In the past, I have taken people into food places when they’ve asked for money, but the closest place to Borders is the Mall across the street, and I also had a meeting of my Borders writing group in a few minutes. So, I gave her a few bucks and let her go her way. I wonder if she really bought food, or if I actually supported her drug habit. I hope the former.

Such encounters leave me sad. What circumstances led that woman to me twice? I believe some homeless individuals are on the street because they’re lazy or they have drug habits that they’ve allowed to get out of hand. I believe those folks are in the minority, though. Maybe some homeless people made bad choices somewhere along the way. But who hasn't? It's a shame that so many can end up lost in what is still an affluent society.

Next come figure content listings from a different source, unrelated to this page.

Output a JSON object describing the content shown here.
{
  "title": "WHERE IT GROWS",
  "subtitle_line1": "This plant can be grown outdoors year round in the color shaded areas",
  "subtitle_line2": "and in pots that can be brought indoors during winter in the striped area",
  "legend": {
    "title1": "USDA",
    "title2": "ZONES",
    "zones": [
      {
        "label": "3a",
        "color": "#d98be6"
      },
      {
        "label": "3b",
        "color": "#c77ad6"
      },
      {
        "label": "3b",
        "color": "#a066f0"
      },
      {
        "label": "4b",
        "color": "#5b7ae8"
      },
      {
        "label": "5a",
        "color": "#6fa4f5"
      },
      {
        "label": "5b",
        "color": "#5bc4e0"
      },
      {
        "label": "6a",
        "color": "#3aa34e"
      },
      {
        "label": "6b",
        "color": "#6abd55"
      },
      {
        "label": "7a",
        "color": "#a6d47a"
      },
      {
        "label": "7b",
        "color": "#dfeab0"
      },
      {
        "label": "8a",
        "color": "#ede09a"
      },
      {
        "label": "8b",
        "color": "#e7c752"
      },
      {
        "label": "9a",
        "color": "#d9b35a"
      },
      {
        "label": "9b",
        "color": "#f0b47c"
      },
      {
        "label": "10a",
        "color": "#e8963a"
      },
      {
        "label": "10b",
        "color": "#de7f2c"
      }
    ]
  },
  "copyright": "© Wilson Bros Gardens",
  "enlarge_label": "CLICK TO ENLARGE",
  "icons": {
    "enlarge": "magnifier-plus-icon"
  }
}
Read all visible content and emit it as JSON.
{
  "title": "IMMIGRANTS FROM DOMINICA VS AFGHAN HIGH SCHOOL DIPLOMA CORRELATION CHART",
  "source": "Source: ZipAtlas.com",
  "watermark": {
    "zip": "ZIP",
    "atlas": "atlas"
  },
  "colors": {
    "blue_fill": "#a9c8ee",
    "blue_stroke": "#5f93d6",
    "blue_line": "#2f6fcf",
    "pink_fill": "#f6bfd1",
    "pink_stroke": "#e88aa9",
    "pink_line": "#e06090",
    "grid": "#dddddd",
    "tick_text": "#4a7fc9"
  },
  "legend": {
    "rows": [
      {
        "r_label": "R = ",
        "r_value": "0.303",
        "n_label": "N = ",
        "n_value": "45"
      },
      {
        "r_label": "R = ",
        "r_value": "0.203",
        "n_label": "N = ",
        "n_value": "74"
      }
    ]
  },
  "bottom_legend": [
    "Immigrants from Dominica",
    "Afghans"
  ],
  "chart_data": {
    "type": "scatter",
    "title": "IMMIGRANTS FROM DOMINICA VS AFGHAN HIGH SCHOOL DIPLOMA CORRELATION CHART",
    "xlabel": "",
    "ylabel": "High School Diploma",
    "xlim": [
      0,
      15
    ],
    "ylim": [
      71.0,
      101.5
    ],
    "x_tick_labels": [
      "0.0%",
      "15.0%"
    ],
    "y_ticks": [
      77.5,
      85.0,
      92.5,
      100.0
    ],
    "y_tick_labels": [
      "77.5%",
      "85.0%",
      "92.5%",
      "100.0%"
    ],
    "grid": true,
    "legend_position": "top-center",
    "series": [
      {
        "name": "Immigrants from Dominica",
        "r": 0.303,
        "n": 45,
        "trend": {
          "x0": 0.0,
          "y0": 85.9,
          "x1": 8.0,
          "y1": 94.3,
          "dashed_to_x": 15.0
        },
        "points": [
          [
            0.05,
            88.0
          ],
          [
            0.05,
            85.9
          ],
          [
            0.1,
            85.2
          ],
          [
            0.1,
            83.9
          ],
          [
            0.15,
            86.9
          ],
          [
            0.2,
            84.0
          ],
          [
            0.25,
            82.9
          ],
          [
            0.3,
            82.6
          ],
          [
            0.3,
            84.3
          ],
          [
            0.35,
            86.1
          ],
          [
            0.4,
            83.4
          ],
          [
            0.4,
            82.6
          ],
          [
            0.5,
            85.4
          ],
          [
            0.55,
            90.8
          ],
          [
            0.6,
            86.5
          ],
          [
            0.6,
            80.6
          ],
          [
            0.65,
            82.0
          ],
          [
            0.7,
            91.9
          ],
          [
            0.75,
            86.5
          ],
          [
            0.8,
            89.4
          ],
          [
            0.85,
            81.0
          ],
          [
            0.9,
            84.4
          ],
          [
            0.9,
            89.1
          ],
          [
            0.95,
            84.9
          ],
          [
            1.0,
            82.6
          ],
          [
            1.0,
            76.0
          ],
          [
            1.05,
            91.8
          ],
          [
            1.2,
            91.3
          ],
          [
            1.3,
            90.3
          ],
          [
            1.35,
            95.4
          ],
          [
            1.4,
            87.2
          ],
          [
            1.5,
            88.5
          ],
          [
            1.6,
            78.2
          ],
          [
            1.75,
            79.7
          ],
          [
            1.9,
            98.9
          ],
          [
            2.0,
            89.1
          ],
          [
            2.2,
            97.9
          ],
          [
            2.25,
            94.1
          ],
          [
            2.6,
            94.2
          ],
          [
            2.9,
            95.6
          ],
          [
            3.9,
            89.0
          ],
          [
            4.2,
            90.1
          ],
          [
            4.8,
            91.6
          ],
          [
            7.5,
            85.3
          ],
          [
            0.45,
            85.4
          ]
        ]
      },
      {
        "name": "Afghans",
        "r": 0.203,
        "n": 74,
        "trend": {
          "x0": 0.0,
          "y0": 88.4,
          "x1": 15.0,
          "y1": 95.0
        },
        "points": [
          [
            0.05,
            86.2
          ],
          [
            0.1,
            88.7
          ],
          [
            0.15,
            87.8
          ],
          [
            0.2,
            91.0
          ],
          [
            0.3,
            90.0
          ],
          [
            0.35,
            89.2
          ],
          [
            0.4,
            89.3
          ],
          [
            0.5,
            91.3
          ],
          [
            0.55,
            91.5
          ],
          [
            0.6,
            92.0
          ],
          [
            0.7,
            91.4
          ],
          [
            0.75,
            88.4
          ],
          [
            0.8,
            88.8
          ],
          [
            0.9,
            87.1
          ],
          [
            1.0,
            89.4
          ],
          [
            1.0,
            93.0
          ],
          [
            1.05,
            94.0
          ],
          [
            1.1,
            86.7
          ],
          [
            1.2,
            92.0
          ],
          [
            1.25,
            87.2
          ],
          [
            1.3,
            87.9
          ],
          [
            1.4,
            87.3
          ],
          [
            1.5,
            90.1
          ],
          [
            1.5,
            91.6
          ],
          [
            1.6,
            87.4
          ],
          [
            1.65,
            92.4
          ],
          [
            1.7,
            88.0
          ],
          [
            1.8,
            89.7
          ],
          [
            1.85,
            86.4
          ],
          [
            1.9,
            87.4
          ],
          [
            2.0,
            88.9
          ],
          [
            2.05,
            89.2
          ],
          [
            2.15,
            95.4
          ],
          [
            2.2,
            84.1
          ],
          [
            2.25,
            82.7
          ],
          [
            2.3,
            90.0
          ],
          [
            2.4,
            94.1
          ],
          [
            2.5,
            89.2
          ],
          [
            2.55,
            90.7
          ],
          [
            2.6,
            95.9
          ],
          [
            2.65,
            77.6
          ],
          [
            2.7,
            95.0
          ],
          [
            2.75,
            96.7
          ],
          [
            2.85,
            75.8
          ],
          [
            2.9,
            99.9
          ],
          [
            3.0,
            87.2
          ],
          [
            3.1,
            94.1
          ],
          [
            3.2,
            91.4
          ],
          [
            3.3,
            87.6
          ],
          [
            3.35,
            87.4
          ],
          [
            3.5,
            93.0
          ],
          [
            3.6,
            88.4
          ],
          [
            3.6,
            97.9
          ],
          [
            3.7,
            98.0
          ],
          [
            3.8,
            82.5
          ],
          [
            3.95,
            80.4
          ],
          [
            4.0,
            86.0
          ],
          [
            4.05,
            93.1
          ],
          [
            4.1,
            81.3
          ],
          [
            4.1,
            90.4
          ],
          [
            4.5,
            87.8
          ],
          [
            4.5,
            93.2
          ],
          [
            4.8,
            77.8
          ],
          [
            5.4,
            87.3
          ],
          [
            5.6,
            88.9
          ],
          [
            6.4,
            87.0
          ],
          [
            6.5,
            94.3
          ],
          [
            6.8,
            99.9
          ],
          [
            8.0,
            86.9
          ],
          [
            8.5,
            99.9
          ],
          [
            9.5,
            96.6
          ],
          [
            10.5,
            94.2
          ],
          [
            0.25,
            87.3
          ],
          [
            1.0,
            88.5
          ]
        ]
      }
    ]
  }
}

And as for getting help, research on altruistic behavior does not endear my fellow humans to me. Many, many people do help, of course. But most of that is in a form that doesn't much inconvenience us. And it bothers me to know that people are less likely to help another person if:

1. The person needing help is physically unattractive

2. The person has any unpleasant physical characteristics, even including an ugly birthmark.

3. The person appears to be intoxicated with any substance.

4. the surroundings in which the person asks for help are unpleasant. (Very noisy, for example.)


5. The person in the position to offer help is under any time pressure.

6. The person in the position to help is in a bad mood.

Years ago, I was in Boston with a colleague of mine for a neuroscience conference. We were riding the city busses one night when a woman got on mumbling incoherently to herself. She had also clearly wet herself all down the front of her jeans.

After a couple of stops, the woman got up to leave and fell down the steps, ending up half in and half out of the bus. Besides the bus driver, there were about 15 people on the bus. No one moved. After a moment, my colleague and I both got up to help her. We got her to a bench at the bus stop and made sure she was sitting OK, and gave her back her large shopping bag full of what appeared to be trash. Then we returned to our bus and resumed our lives. I’ve wondered many times over the years what happened to her. I can’t imagine she’s still alive.

I wonder, too, how long the woman who hadn’t “eaten in three days” will last? Will I see her again in a month? Or sooner? If I don’t see her, will it mean she’s doing better? Or that’s she’s dead?

Twice now, we’ve met. She’s become one of my memories. Like it or not, she’s a part of me now. It’s harder to be blind when you can put a face on suffering.